A medida que pasaban los años, la situación se iba tornando cada vez más oscura para Tabaré; amordazado por una personalidad introvertida que le acotaba el desenvolvimiento personal. Aurelio lo había desplazado de su propia vida.

Pero siempre llega el día en que la filosofía se transforma en sabiduría y la calle ejerce de tribunal.

 

Una noche Tabaré se quedó hasta entrada la madrugada, escondido debajo de un carro en el parque de la casa de Ermendia, esperando que éste regresara de una cena a beneficio del dispensario. Permaneció inmóvil más de seis horas, urdiendo la idea bajo  una sed de venganza,  que cundía en el entramado más sórdido de las revanchas.

Sabía que cuando Ermendia regresaba, repetía sistemáticamente el mismo ritual, aún bajos los efectos del alcohol y él contaba con eso.

La puerta de la sala de las monturas se cerraba solo desde afuera. Se fue acercando de a poco, permaneció estoico detrás de un sillón mecedor cercano a la sala y una vez que Ermendia entró nuevamente, ahí sí: Saltó con todo su cuerpo hacia la puerta, con una furia inusitada,  cerrándola bruscamente y antes de que sus pies tocaran el piso, la tranca atravesó el cerrojo hasta el fondo levantando una densa masa de polvo, recargada por el aleteo histriónico de aves, que revoloteaban el lugar, en busca de granos impares.

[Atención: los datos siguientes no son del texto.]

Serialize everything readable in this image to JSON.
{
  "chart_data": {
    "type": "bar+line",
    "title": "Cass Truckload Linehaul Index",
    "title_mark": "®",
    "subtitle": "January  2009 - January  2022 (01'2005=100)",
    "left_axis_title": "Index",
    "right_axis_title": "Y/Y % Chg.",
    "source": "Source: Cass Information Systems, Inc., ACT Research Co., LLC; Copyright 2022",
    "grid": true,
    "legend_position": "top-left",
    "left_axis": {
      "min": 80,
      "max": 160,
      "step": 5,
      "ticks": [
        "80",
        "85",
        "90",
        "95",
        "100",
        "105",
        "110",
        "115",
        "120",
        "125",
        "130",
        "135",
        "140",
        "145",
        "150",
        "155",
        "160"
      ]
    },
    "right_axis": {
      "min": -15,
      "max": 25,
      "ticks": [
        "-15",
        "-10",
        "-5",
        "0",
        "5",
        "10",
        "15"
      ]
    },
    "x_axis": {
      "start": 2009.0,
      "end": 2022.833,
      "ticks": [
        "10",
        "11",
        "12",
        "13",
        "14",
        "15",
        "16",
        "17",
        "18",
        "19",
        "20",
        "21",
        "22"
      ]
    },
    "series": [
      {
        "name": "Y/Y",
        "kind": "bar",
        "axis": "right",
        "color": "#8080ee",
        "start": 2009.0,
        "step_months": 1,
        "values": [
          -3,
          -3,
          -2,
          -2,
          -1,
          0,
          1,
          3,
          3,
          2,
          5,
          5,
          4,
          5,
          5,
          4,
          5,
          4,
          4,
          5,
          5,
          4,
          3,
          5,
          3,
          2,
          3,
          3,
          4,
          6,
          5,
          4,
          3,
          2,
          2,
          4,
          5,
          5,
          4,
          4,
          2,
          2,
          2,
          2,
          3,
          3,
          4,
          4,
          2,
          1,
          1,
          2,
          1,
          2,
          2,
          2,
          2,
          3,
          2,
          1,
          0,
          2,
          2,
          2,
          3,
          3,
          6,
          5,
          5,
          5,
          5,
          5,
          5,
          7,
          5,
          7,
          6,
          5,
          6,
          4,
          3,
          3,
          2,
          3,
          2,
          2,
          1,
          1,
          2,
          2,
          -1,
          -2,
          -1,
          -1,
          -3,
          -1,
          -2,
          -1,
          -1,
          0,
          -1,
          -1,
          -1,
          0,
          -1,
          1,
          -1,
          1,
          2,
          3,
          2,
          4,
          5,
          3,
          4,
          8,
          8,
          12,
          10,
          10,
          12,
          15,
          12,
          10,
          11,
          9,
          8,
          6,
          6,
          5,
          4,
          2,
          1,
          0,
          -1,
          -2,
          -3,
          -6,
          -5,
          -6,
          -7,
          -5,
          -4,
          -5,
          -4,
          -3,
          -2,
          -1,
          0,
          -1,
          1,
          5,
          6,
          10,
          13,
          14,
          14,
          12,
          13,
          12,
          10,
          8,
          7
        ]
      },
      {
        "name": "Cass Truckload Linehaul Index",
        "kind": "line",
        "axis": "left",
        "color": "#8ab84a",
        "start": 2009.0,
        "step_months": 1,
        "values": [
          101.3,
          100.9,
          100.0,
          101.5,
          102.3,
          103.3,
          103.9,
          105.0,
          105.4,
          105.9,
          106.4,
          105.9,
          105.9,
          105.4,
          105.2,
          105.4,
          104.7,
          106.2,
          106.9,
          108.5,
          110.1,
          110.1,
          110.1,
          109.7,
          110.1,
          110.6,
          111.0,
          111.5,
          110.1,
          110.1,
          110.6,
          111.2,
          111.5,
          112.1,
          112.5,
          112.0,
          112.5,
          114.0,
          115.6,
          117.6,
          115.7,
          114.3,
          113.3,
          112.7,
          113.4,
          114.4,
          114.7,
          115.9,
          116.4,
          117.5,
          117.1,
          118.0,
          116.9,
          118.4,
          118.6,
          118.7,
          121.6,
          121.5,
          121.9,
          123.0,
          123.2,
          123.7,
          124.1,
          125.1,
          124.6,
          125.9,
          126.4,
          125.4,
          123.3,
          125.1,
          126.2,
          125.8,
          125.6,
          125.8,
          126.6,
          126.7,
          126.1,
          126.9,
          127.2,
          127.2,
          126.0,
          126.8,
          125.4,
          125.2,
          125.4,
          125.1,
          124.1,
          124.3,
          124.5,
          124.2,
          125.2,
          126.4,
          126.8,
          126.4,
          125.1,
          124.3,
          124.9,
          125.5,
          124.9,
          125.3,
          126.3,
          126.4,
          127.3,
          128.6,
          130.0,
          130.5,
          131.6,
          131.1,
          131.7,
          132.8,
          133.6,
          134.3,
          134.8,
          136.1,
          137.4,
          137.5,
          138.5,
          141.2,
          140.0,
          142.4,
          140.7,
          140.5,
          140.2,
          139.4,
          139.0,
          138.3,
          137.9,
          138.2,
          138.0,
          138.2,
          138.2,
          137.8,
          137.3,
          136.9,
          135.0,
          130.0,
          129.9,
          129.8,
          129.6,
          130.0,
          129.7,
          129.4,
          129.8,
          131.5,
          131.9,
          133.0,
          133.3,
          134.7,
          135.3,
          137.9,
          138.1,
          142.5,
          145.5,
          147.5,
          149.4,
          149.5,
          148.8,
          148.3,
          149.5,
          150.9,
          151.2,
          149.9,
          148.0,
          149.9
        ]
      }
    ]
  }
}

Por unos segundos Aurelio no atinó a decir nada porque supuso que había sido obra del viento,  que desde entrado el sol, venía marcando su presencia, hasta que quiso salir. Empujó la puerta y no solo notó que no tenía ninguna posibilidad de abrirla sino que por debajo estaba ingresando nafta

Empezó a enloquecer y a golpear el techo y Tabaré sabía perfectamente que sí Ermendia lograba salir, su vida se acabaría en ese instante. Terminó de vaciar el segundo bidón, fueron cuarenta los litros derramados, tomó distancia y se puso a escuchar como los gritos de Ermendia se iban atenuando  hasta desaparecer.